El desafío, hoy, es consolidar un proyecto de educación popular basado en los principios de participación, cogobierno, democracia, autonomía, integralidad, laicidad, humanismo, etc., propios de nuestra enseñanza pública. Ese ADN de la educación pública uruguaya que las orientaciones pragmáticas de las tecnocracias –tanto neoliberales como progresistas– quieren dejar atrás.
NOTAS
* El constitucionalista y excatedrático José Korseniak la definió como un “mamotreto inconstitucional”. Véase: https://www.grupormultimedio.com/korzeniak-afirmo-que-la-ley-de-urgencia-es-inconstitucional-id753020.
** El filósofo uruguayo Vaz Ferreira ya había advertido a principios del siglo XX esta tendencia pedagógica. En su libro Lógica viva (1910), analizando la falacia de falsa oposición, señaló: “La historia de los procedimientos pedagógicos, de su boga, de su desuso, de las discusiones a su respecto, no es, en la mayoría de los casos, más que una historia de este sofisma. Llegan los pedagogistas a la conclusión de que es bueno y conveniente hacer que sea el niño quien descubra lo que se le quiere enseñar; en seguida concluyen que el otro procedimiento, el natural, que consiste en enseñar propiamente el maestro al niño, es malo. Se aplica, así, un buen procedimiento, pero desterrándose completamente otro procedimiento que también era bueno. No había incompatibilidad entre los dos: eran complementarios; pero a causa de haberlos tomado por contradictorios, uno fue excluido; y si bien se ganó por un lado, se perdió por otro”.
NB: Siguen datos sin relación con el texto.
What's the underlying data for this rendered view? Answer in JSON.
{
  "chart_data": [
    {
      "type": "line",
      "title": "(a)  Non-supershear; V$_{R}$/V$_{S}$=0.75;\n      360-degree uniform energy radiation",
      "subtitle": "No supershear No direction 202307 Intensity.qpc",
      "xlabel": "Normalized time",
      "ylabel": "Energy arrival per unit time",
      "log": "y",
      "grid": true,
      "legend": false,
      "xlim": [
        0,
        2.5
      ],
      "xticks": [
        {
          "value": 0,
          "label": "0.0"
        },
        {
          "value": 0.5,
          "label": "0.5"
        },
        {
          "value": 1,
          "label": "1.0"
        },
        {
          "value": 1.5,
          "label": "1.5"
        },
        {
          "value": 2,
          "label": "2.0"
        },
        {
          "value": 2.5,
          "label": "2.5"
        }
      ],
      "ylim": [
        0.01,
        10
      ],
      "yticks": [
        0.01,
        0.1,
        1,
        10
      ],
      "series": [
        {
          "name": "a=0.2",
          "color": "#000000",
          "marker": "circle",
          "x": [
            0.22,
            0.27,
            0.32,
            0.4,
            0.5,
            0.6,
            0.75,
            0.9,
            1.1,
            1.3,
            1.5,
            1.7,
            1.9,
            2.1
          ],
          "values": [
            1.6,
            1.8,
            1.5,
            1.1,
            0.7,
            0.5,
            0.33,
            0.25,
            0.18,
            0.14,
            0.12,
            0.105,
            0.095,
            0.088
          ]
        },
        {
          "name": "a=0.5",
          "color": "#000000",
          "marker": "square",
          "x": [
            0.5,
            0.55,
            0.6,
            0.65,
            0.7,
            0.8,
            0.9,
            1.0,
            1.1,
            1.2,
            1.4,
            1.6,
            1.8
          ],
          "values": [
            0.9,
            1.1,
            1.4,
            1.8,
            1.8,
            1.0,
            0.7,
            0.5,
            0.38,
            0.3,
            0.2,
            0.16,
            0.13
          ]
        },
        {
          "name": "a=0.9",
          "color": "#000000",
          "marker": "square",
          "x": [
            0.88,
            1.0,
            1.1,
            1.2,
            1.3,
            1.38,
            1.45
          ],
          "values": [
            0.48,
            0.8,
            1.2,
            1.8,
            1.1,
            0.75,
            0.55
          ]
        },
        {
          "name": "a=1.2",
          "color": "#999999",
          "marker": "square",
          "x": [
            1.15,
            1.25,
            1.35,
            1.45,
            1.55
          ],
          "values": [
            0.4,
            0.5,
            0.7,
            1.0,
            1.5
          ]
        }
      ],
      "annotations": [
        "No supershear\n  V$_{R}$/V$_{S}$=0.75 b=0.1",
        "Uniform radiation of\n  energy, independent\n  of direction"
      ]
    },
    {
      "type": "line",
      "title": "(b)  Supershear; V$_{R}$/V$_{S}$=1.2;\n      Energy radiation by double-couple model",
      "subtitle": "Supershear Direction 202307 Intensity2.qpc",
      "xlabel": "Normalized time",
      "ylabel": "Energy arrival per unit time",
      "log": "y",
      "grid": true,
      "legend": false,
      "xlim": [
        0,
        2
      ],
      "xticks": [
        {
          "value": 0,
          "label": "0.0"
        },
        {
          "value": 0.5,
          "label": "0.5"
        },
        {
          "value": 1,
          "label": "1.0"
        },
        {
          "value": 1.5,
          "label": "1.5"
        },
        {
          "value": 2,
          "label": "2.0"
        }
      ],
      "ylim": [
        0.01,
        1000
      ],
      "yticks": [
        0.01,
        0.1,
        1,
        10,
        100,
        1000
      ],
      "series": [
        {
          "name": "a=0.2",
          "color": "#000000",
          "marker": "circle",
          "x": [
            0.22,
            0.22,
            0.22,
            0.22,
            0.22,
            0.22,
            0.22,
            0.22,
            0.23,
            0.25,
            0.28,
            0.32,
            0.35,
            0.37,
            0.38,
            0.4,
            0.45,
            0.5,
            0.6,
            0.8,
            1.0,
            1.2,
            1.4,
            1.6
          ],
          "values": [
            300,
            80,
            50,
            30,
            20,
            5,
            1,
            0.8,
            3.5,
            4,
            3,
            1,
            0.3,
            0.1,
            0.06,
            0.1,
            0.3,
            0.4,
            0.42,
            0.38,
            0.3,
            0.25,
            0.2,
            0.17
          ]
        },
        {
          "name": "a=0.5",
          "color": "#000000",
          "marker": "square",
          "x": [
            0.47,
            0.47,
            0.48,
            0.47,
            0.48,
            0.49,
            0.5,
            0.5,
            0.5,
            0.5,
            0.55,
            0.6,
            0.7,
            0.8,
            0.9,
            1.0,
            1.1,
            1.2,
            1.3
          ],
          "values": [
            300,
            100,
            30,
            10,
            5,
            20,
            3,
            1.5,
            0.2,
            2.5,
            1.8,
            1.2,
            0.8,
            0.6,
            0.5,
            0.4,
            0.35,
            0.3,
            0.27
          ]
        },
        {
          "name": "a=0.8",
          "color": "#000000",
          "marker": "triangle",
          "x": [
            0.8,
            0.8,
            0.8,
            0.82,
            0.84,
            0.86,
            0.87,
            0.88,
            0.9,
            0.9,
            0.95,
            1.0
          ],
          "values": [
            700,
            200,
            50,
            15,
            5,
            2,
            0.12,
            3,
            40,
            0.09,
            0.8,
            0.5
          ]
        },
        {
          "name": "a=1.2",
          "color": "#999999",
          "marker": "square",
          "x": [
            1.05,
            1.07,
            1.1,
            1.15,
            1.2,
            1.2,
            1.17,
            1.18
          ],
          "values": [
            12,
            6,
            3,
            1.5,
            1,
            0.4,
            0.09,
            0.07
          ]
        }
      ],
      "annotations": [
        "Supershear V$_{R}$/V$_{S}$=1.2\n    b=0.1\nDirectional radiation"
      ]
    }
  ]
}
*** El Banco Mundial, en un documento de evaluación de un préstamo solicitado por la ANEP, sostiene: “Uruguay necesita enfocarse no solo en la cobertura y la calidad de la educación, sino también en su pertinencia, alejándose del tradicional currículo rígido y enciclopédico y acercándose a un modelo que prepare a todos los estudiantes para un mercado laboral en rápida evolución. Aprovechando esta oportunidad requiere acumular suficiente capital humano y físico para aumentar la productividad en una forma sostenible a medio y largo plazo”. The World Bank, Strengthening Pedagogy and Governance in Uruguayan Public Schools Project (P176105), 2021.